Favorite Brooklyn poet(s), dead and/or alive?

I’m partial to activist poets/poets whose work is socially and politically relevant to the times. That being said, I love Martín Espada and Cathy Linh Che.

Favorite Brooklyn bookstore(s)?

I haven’t bought a book in Brooklyn since … well, damn, I think the last time I bought a book in Brooklyn was almost a decade ago, on the street near the Brooklyn Museum.

Favorite places to read and write in Brooklyn (besides home, assuming you like to be there)?

The Botanic Garden.

Favorite places to go in Brooklyn not involving reading or writing?

Same as above … any seedy dive holding on by a thread, though they’re almost impossible to find.

Last awesome book(s)/poem(s) you read?

I’m a huge fan of Split by my friend Cathy Linh Che, Blood by Shane McCrae, and Chinoiserie by Karen Rigby. And I absolutely cannot stay away from Lynda Hull’s Collected Poems. I’m particularly fond of “Lost Fugue for Chet” and “Suite for Emily.”

As for individual poems, I recommend the following:

“At a Bus Stop in El Barrio” – Rodrigo Toscano (Poetry, May 2014)

“To the Man Who Shouted ‘I like Pork Fried Rice’ at Me on the Street” – Franny Choi (Poetry, March 2014)

“We Should Make a Documentary About Spades” – Terrance Hayes (Vinyl Poetry, Volume 7)

“Ars Poetica”John Murillo (Kweli Journal, June 2011): One of my favorite contemporary poets!

“The House” – Warsan Shire (The Wide Shore): If she ever does a reading in New York, man, I am so there.
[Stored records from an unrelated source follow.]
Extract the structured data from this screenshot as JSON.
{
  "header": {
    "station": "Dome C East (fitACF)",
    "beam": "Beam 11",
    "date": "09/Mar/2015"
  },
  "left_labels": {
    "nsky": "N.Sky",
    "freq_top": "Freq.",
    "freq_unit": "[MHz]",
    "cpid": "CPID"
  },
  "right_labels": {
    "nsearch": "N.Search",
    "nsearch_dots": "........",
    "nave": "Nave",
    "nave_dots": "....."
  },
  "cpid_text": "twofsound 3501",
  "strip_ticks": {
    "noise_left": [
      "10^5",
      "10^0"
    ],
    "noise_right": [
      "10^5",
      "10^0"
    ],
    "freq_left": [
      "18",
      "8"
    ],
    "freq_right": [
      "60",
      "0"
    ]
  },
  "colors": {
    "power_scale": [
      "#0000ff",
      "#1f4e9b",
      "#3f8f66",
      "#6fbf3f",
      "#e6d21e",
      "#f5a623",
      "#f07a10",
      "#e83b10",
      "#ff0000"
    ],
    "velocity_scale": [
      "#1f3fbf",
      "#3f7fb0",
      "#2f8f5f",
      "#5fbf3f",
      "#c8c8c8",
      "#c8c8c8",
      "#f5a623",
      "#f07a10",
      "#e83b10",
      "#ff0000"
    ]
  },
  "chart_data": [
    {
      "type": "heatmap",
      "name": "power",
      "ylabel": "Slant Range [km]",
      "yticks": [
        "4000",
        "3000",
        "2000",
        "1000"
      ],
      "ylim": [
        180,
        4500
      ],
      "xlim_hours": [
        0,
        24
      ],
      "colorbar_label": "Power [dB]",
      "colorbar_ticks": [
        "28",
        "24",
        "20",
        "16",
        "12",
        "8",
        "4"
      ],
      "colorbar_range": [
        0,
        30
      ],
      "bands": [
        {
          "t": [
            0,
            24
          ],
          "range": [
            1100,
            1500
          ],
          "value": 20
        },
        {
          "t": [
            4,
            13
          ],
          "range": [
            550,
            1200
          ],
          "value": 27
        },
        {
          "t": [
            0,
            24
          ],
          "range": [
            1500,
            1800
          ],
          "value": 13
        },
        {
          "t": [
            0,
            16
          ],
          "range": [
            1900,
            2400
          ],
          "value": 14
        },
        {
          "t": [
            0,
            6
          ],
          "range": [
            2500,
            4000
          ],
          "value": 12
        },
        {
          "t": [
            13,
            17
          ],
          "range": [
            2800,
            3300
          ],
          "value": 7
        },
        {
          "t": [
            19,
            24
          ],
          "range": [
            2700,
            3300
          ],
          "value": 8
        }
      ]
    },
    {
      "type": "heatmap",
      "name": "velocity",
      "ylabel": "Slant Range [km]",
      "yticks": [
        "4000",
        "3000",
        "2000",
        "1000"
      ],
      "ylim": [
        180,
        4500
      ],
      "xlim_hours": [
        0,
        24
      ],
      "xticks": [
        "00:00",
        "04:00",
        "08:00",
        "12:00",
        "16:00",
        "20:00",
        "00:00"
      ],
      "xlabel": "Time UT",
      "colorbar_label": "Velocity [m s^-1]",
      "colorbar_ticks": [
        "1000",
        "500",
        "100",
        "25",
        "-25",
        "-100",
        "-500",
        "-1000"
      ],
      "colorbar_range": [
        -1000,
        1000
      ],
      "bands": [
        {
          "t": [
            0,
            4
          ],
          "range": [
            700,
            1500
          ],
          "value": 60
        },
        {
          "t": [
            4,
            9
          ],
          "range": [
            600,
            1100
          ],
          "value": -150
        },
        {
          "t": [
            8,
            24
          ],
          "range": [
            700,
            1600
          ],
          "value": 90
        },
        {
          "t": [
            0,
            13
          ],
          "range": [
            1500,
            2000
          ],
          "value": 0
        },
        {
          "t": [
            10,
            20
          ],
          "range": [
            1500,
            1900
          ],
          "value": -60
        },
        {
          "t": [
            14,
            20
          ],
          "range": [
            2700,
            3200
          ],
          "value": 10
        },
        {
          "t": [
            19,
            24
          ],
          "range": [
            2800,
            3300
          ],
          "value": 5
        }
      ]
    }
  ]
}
“Dear White America” – Danez Smith (Heart Journal Online, March 2014): Very much looking forward to his book.

“It Do What It Do” – Krista Franklin

Good grief, I could go on and on, but I’ma stop right here.

Fill in the blanks in these lines by Whitman:

I celebrate EBT,
And what I fry and bake and braise with my own hands
     you should feast upon,
For every meal that strengthens me as good will strengthen you.

If you have time, write a nine-line poem using these end-words (in whatever order) from Jay Z’s “Brooklyn Go Hard”: father, Dodger, jack, rob, sin, pen, love, Brooklyn, Biggie.

(FYI: I ain’t been a Jay Z fan since “Brooklyn’s Finest,” and I want the world to know. Also, I wrote the poem, but, to paraphrase Dave Chapelle, if it sucks, just remember: you asked for it.)


homeless senorita sings sin, sin
without, without what—pen-
is? clitoris? yes, yes i could jack
you for yours but what i lack makes me love-
ly, neither he/she, mother/father
leashless i jump the fence, brooklyn
rub my stomach, fetch body, good body, call it runt, rob
ruby, a rappin badass like pac       like biggie

Why Brooklyn?

Chile, please. Don’t get me started.